I brought it upon myself, I know. Typically, I'd blame it on something. My mood, an illness, the time of the month, the situation, misinterpretation. But I don't have anything to blame it on this time. It's all me. I made the choice. I suffer the consequences.
I don't like hurting. I hate emotional pain much more than anything else. It's the reason why I started cutting, why I've suffered from every eating disorder in the book.
But it's also why I quit. It's why I decided to move away and be independent. To prove to myself that I can make my own life. I can do it all on my own.

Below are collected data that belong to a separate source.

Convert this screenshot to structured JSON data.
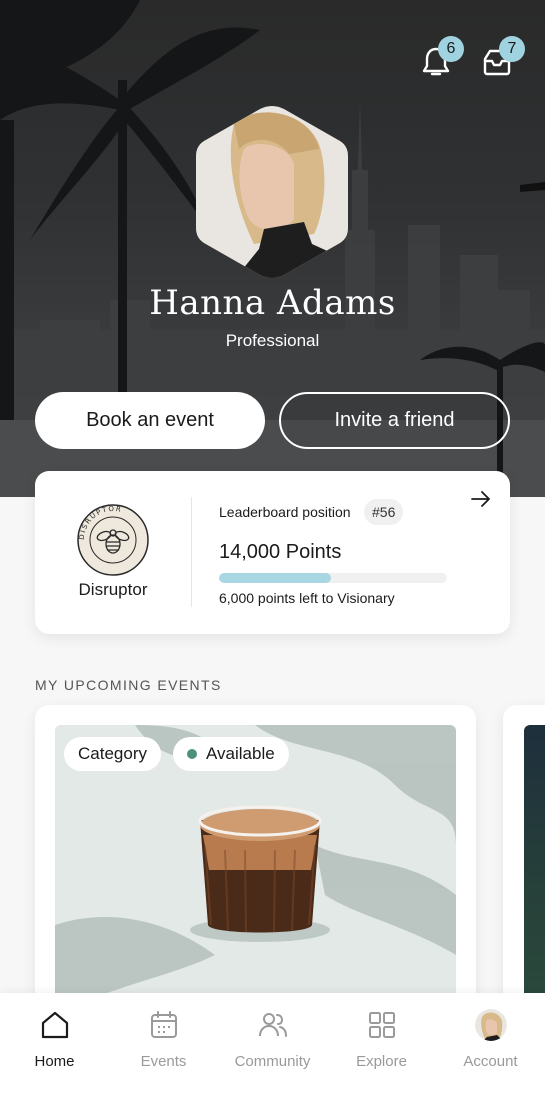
{
  "header": {
    "notifications_count": "6",
    "inbox_count": "7"
  },
  "profile": {
    "name": "Hanna Adams",
    "role": "Professional"
  },
  "actions": {
    "book_label": "Book an event",
    "invite_label": "Invite a friend"
  },
  "leaderboard": {
    "badge_name": "Disruptor",
    "badge_ring_text": "DISRUPTOR",
    "position_label": "Leaderboard position",
    "position_value": "#56",
    "points": "14,000 Points",
    "progress_fraction": 0.49,
    "points_left": "6,000 points left to Visionary"
  },
  "events": {
    "section_title": "MY UPCOMING EVENTS",
    "cards": [
      {
        "category": "Category",
        "status": "Available"
      }
    ]
  },
  "tabs": [
    {
      "label": "Home",
      "icon": "home-icon",
      "active": true
    },
    {
      "label": "Events",
      "icon": "calendar-icon",
      "active": false
    },
    {
      "label": "Community",
      "icon": "people-icon",
      "active": false
    },
    {
      "label": "Explore",
      "icon": "grid-icon",
      "active": false
    },
    {
      "label": "Account",
      "icon": "avatar",
      "active": false
    }
  ],
  "colors": {
    "accent": "#9fd3e0",
    "progress": "#a8d6e2",
    "available": "#4a9379"
  }
}
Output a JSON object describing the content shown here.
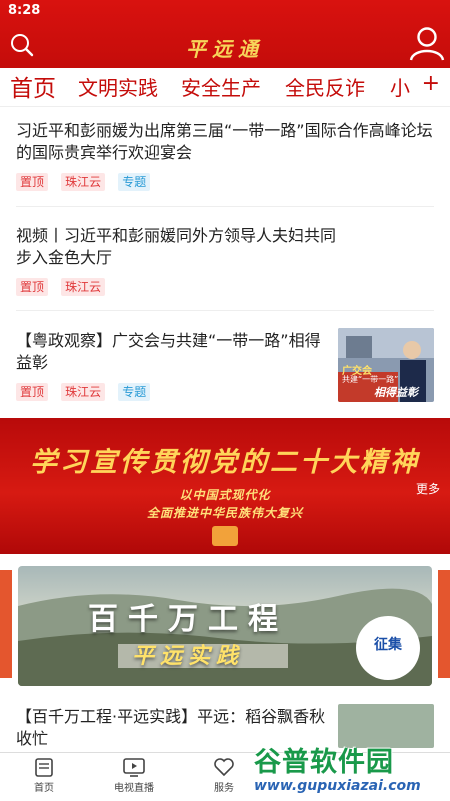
{
  "status": {
    "time": "8:28"
  },
  "header": {
    "logo": "平远通"
  },
  "tabs": [
    "首页",
    "文明实践",
    "安全生产",
    "全民反诈",
    "小"
  ],
  "tabs_more": "+",
  "news": [
    {
      "title": "习近平和彭丽媛为出席第三届“一带一路”国际合作高峰论坛的国际贵宾举行欢迎宴会",
      "tags": [
        "置顶",
        "珠江云",
        "专题"
      ]
    },
    {
      "title": "视频丨习近平和彭丽媛同外方领导人夫妇共同步入金色大厅",
      "tags": [
        "置顶",
        "珠江云"
      ]
    },
    {
      "title": "【粤政观察】广交会与共建“一带一路”相得益彰",
      "tags": [
        "置顶",
        "珠江云",
        "专题"
      ],
      "thumb_caption": "相得益彰",
      "thumb_label1": "广交会",
      "thumb_label2": "共建“一带一路”"
    },
    {
      "title": "【百千万工程·平远实践】平远：稻谷飘香秋收忙"
    }
  ],
  "banner": {
    "title": "学习宣传贯彻党的二十大精神",
    "subtitle1": "以中国式现代化",
    "subtitle2": "全面推进中华民族伟大复兴",
    "more": "更多"
  },
  "carousel": {
    "title": "百千万工程",
    "subtitle": "平远实践",
    "circle_text": "征集"
  },
  "tabbar": [
    {
      "label": "首页",
      "icon": "news-icon"
    },
    {
      "label": "电视直播",
      "icon": "tv-icon"
    },
    {
      "label": "服务",
      "icon": "heart-icon"
    }
  ],
  "watermark": {
    "name": "谷普软件园",
    "url": "www.gupuxiazai.com"
  },
  "colors": {
    "brand_red": "#c40c0a",
    "tag_red": "#e0393b",
    "tag_blue": "#2a9bd6"
  }
}
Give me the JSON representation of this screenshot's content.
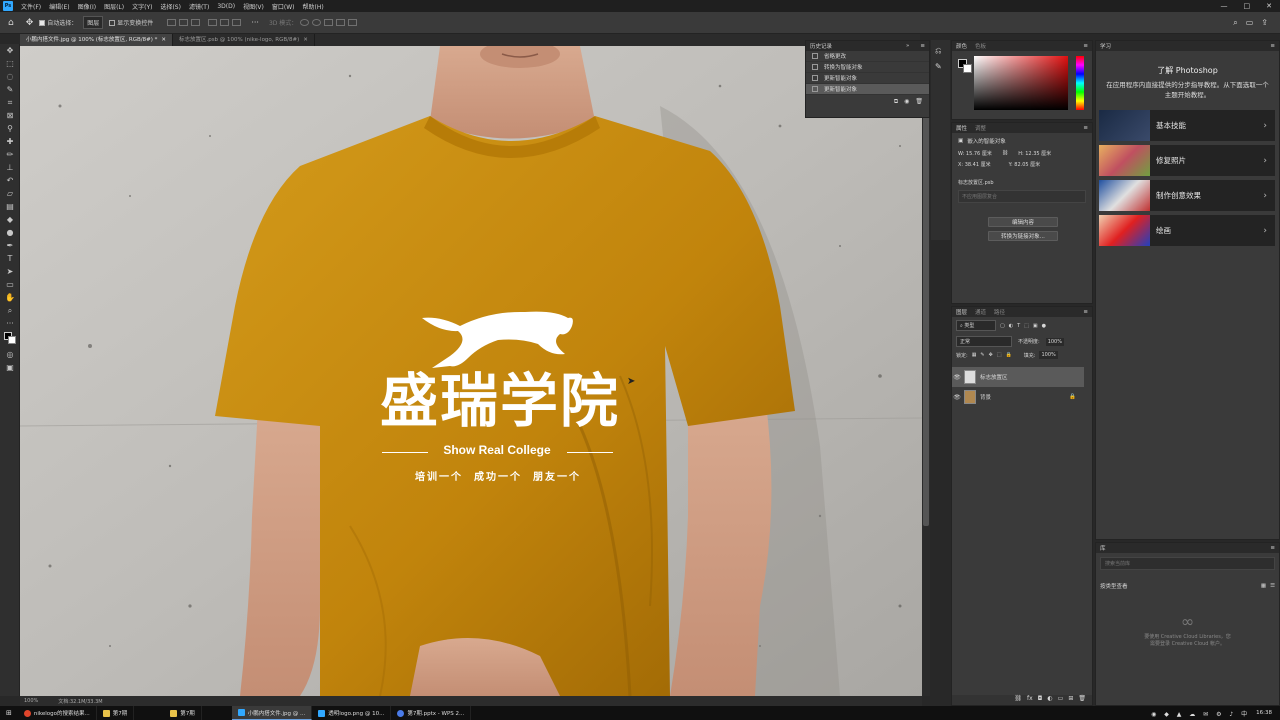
{
  "menu": [
    "文件(F)",
    "编辑(E)",
    "图像(I)",
    "图层(L)",
    "文字(Y)",
    "选择(S)",
    "滤镜(T)",
    "3D(D)",
    "视图(V)",
    "窗口(W)",
    "帮助(H)"
  ],
  "options": {
    "auto_select": "自动选择：",
    "layer_select": "图层",
    "show_transform": "显示变换控件",
    "mode_3d": "3D 模式："
  },
  "tabs": [
    {
      "label": "小鹏内搭文件.jpg @ 100% (标志放置区, RGB/8#) *"
    },
    {
      "label": "标志放置区.psb @ 100% (nike-logo, RGB/8#)"
    }
  ],
  "canvas": {
    "logo_cn": "盛瑞学院",
    "logo_en": "Show Real College",
    "slogan": "培训一个  成功一个  朋友一个"
  },
  "status": {
    "zoom": "100%",
    "doc": "文档:32.1M/33.3M"
  },
  "history": {
    "title": "历史记录",
    "items": [
      {
        "label": "省略更改",
        "selected": false
      },
      {
        "label": "转换为智能对象",
        "selected": false
      },
      {
        "label": "更新智能对象",
        "selected": false
      },
      {
        "label": "更新智能对象",
        "selected": true
      }
    ]
  },
  "color_panel": {
    "tab1": "颜色",
    "tab2": "色板"
  },
  "properties": {
    "tab1": "属性",
    "tab2": "调整",
    "type": "嵌入的智能对象",
    "w": "W: 15.76 厘米",
    "h": "H: 12.35 厘米",
    "x": "X: 38.41 厘米",
    "y": "Y: 82.05 厘米",
    "file": "标志放置区.psb",
    "comp": "不应用图层复合",
    "edit_btn": "编辑内容",
    "convert_btn": "转换为链接对象..."
  },
  "layers": {
    "tab1": "图层",
    "tab2": "通道",
    "tab3": "路径",
    "filter": "类型",
    "blend": "正常",
    "opacity_label": "不透明度:",
    "opacity": "100%",
    "lock_label": "锁定:",
    "fill_label": "填充:",
    "fill": "100%",
    "items": [
      {
        "name": "标志放置区",
        "selected": true
      },
      {
        "name": "背景",
        "selected": false
      }
    ]
  },
  "learn": {
    "tab": "学习",
    "title": "了解 Photoshop",
    "desc": "在应用程序内直接提供的分步指导教程。从下面选取一个主题开始教程。",
    "cards": [
      "基本技能",
      "修复照片",
      "制作创意效果",
      "绘画"
    ]
  },
  "libraries": {
    "tab": "库",
    "search_placeholder": "搜索当前库",
    "view": "按类型查看",
    "cc_msg1": "要使用 Creative Cloud Libraries，您",
    "cc_msg2": "需要登录 Creative Cloud 帐户。"
  },
  "taskbar": {
    "items": [
      {
        "label": "nikelogo的搜索结果...",
        "color": "#e0452b"
      },
      {
        "label": "第7期",
        "color": "#e8c24a"
      },
      {
        "label": "第7期",
        "color": "#e8c24a"
      },
      {
        "label": "小鹏内搭文件.jpg @ ...",
        "color": "#31a8ff"
      },
      {
        "label": "透明logo.png @ 10...",
        "color": "#31a8ff"
      },
      {
        "label": "第7期.pptx - WPS 2...",
        "color": "#4a7be8"
      }
    ],
    "time": "16:38"
  },
  "colors": {
    "accent": "#31a8ff",
    "shirt": "#c98a10",
    "wall": "#c4c2be"
  }
}
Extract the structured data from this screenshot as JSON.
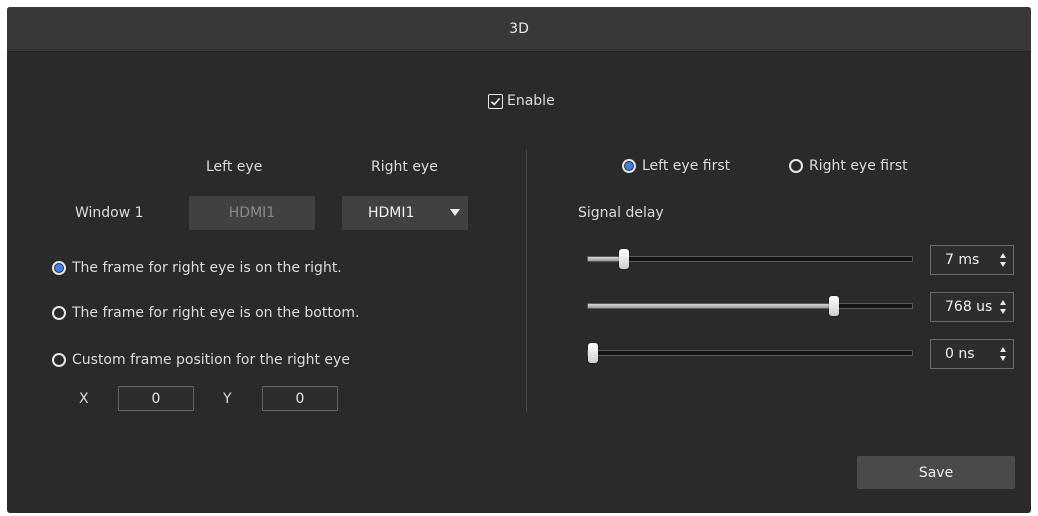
{
  "dialog": {
    "title": "3D"
  },
  "enable": {
    "label": "Enable",
    "checked": true
  },
  "columns": {
    "left_eye": "Left eye",
    "right_eye": "Right eye"
  },
  "window_row": {
    "label": "Window 1",
    "left_source": "HDMI1",
    "right_source": "HDMI1"
  },
  "frame_options": [
    {
      "label": "The frame for right eye is on the right.",
      "selected": true
    },
    {
      "label": "The frame for right eye is on the bottom.",
      "selected": false
    },
    {
      "label": "Custom frame position for the right eye",
      "selected": false
    }
  ],
  "custom_position": {
    "x_label": "X",
    "x_value": "0",
    "y_label": "Y",
    "y_value": "0"
  },
  "eye_order": [
    {
      "label": "Left eye first",
      "selected": true
    },
    {
      "label": "Right eye first",
      "selected": false
    }
  ],
  "signal_delay": {
    "label": "Signal delay",
    "sliders": [
      {
        "value": "7 ms",
        "fraction": 0.11
      },
      {
        "value": "768 us",
        "fraction": 0.76
      },
      {
        "value": "0 ns",
        "fraction": 0.0
      }
    ]
  },
  "save_label": "Save",
  "colors": {
    "accent": "#3f7fe6",
    "background": "#2a2a2a",
    "titlebar": "#383838"
  }
}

I never had a doubt that I could make it all on my own. I never did. There have been setbacks, but I've overcome them. For the most part. My heart has been broken multiple times. Friends I thought would be there for me forever are gone. My family has disappointed me in a lot of ways. The one person I thought would always stand behind me and support me turned into the single person who was holding me back. The future that I was holding onto so tightly, relying on, depending on, praying for, who knows where his head is. I doubt it's with me anymore.
I keep repeating my love for consistency. But that's not it, not really. I just need to feel some compassion. I need something real. I need something solid. Words only mean so much to me. I need to feel it. Prove it to me. Show me. I need that.
I'm done chasing. I'm tired.
I need to focus on my life right now. I need to figure out where I'm going. I want you to be a part of that. I want you to be where I'm going. But I don't need hesitation. I don't need fear. I'm certain of what I want. I know you're not. Be free while you can. But I can't wait.
This blog wasn't supposed to be about you.